Me gusta el cine, pero no necesariamente “el buen cine”. Si por casualidad la película es buena, genial, pero no suelo hacer una revisión previa en Rotten Tomatoes para ver qué piensan los críticos, ni tengo una calificación mínima en IMDb para decidir si veo una película o no.

Quienes tengan la costumbre de ir al cine con frecuencia es posible que hayan notado que, reabiertas las salas una vez pasada la etapa de mayor incertidumbre de la pandemia, había más películas de terror (u horror) en cartelera que de costumbre. Para alguien como yo, que le rehuye a éste tipo de películas, eso era un problema.

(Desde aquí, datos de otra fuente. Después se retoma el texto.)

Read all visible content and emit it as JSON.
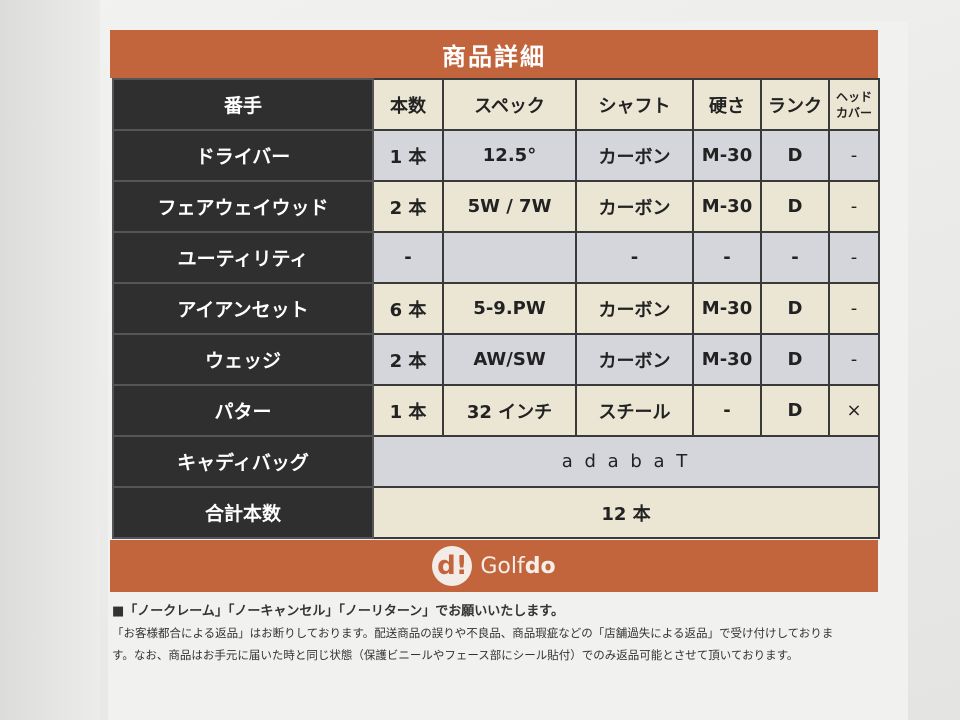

Lo cierto es que ese incremento no era producto de la casualidad, la producción de películas de terror ha crecido año tras año. Según The Horror Report, en el año 2000 se hicieron alrededor de 200 películas del género, número que superó las 1000 para el 2016. Estudios como Blumhouse (Paranormal Activity, The Black Phone, M3GAN) y A24 (The Witch) emergieron como referentes, redefiniendo incluso el modelo de negocios. Ante la pausa auto impuesta por los grandes estudios a la espera de mejores taquillas para sus blockbusters, el terror fue un recurso útil para mantener las salas de cine con oferta.